4

I need to calculate the daily number of unique users of an app.

The only way I can uniquely identify a user is via their UUID (this is externally supplied so I am forced to use it).

I know that my daily user counts are a couple of million users.

I'd like to use a bitset in Redis to do a population count, but in order for this to work, I'd need a way of narrowing my UUID so that it could comfortably fit into a long. I am aware of the potential for collisions but I am not concerned about precise numbers.

Has anyone done this in Java before? What I am after is how I could convert my UUID into something that could fit into a long.

seedhead
  • 3,655
  • 4
  • 32
  • 38

3 Answers3

3

There are two methods on the UUID object which might benefit you.
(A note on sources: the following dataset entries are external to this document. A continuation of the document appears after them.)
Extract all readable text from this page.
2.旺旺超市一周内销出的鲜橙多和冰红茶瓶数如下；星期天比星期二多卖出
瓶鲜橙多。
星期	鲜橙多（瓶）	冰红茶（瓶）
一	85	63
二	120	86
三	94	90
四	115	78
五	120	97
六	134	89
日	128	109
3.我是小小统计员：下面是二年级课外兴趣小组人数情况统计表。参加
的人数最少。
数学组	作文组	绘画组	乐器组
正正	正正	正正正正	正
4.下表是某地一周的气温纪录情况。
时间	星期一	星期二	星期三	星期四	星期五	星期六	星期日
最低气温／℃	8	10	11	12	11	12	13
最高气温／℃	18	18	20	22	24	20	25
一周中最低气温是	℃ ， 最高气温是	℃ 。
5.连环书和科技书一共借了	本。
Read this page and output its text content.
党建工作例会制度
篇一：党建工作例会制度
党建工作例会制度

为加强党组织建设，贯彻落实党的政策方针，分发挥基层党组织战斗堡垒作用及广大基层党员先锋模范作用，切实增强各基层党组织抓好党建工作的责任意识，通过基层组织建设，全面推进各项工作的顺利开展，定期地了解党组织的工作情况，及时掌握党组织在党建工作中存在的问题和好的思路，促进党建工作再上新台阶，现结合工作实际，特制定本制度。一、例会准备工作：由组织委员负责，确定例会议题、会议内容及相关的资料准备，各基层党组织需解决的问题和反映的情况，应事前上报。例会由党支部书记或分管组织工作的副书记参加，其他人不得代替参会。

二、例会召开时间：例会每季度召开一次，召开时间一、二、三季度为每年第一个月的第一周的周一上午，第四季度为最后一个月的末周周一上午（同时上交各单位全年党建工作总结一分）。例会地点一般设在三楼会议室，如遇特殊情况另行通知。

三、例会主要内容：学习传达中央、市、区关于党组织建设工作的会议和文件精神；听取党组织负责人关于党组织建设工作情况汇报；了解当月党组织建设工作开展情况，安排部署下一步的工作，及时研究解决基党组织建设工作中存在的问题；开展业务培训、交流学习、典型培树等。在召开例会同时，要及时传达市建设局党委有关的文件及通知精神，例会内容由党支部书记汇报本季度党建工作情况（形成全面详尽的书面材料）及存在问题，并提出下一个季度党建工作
getLeastSignificantBits() and getMostSignificateBits(). Both return a long. Take one of these longs as your answer (or some kind of combination if you care.)

David Harkness
  • 35,992
  • 10
  • 112
  • 134
Starkey
  • 9,673
  • 6
  • 31
  • 51
  • 4
    I would combine the two values using `^` (xor) or something similar if you're using the built-in Java version that puts the time in one value and the node and clock sequence in the other. – David Harkness Jul 15 '12 at 22:54
  • Thanks for the suggestion, unfortunately I have discovered the long returned from getLeastSignificantBits() and getMostSignificantBits() is still too large a value to be used in Redis bitsets. – seedhead Jul 16 '12 at 12:10
  • Take the output from one of these and mask it to cut down the number of bits. How many bits are you allowed? – Starkey Jul 16 '12 at 13:45
3

you could generate a hash of your uuids that generates ints or longs and use those for your population count.

have a look a `redis.clients.util.MurmurHash' in the jedis redis library. you can find it at https://github.com/xetorthio/jedis

*edit: sample

        UUID uuid = UUID.randomUUID();
        ByteBuffer buf = ByteBuffer.allocate(16).putLong(uuid.getMostSignificantBits()).putLong(uuid.getLeastSignificantBits());
        buf.flip();
        int useMe= MurmurHash.hash(buf, 123);
Jonas Adler
  • 905
  • 5
  • 9
  • Thanks Jonas. I assume using something like MurmurHash has a risk (presumably low?) of collisions? I noticed in your example you put a seed value of 123. Is this a suitable value for hashing a UUID? – seedhead Aug 10 '12 at 10:07
  • Hi seedhead, sorry for the late answer but here it goes: Every hashing algo has the risk of collisions, but since you're doing a population count you should be fine. The redis lib uses '0x1234ABCD' as seed which should be fine – Jonas Adler Aug 21 '12 at 08:16
2

This is probably small enough to fit directly using the full UUID as a hash key. Approximations can also be made using less memory if that suites your needs.

Joshua Martell
  • 7,074
  • 2
  • 30
  • 37